Изменить стиль страницы

XIV

Огромный, шевелящийся веер, состоящий из живых людей, решительно всех обитателей Зеленого Рая, двумя своими крыльями примыкал к орешнику. Внизу, около «пылающего ада», под ногами чудотворца, стоял черный гроб с телом старца Демьяна. На голове мертвеца была арестантская шапка, на ногах лежали цепи, и одет он был в штаны и куртку колодника. Руки его были сложены на груди, и в окоченевших пальцах находилась маленькая статуйка Лай-Лай-Обдулая. Впереди гроба и лицом к толпе стоял «пророк» в белой одежде и с белой шапкой на голове. По одну сторону от него стояли Василий и Петр, а по другую «супруга бога», одетая, как и «пророк», в белое длинное платье, с венком из роз на голове и со сверкающим на ее груди кинжалом. На ее бледном лице отражалась дикая решимость и роковая экзальтация, царившие в сердце.

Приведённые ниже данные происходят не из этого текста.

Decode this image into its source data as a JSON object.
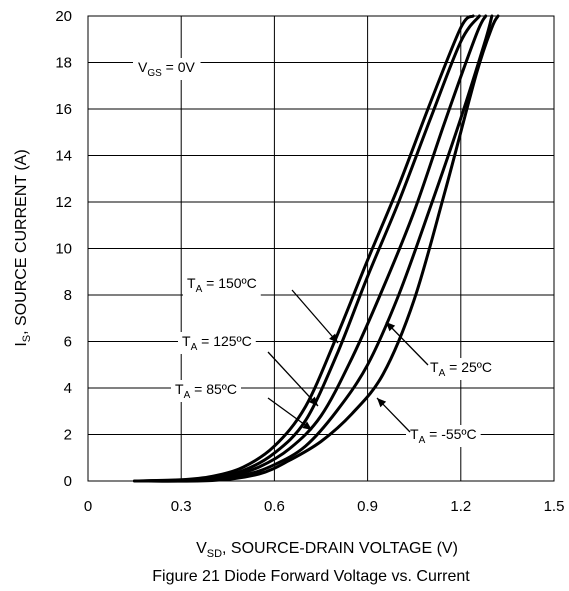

Благоговейное молчание нарушалось только как бы укоризненным лепетом листьев орешника, который простирал свои гигантские ветви над начальниками и их деревянным кумиром. Все ждали «мудрого пророческого слова» от Парамона, на него только были обращены все взоры, и «пророк», вдохновляясь мыслью, что он избранник небес, с неожиданным вдохновением одним порывистым движением поднял руки над толпой, так что концы его мантии взлетели влево и вправо, точно крылья архангела, и громко возгласил:

— Мир вам, и ликование, и радость да войдет во всякое сердце.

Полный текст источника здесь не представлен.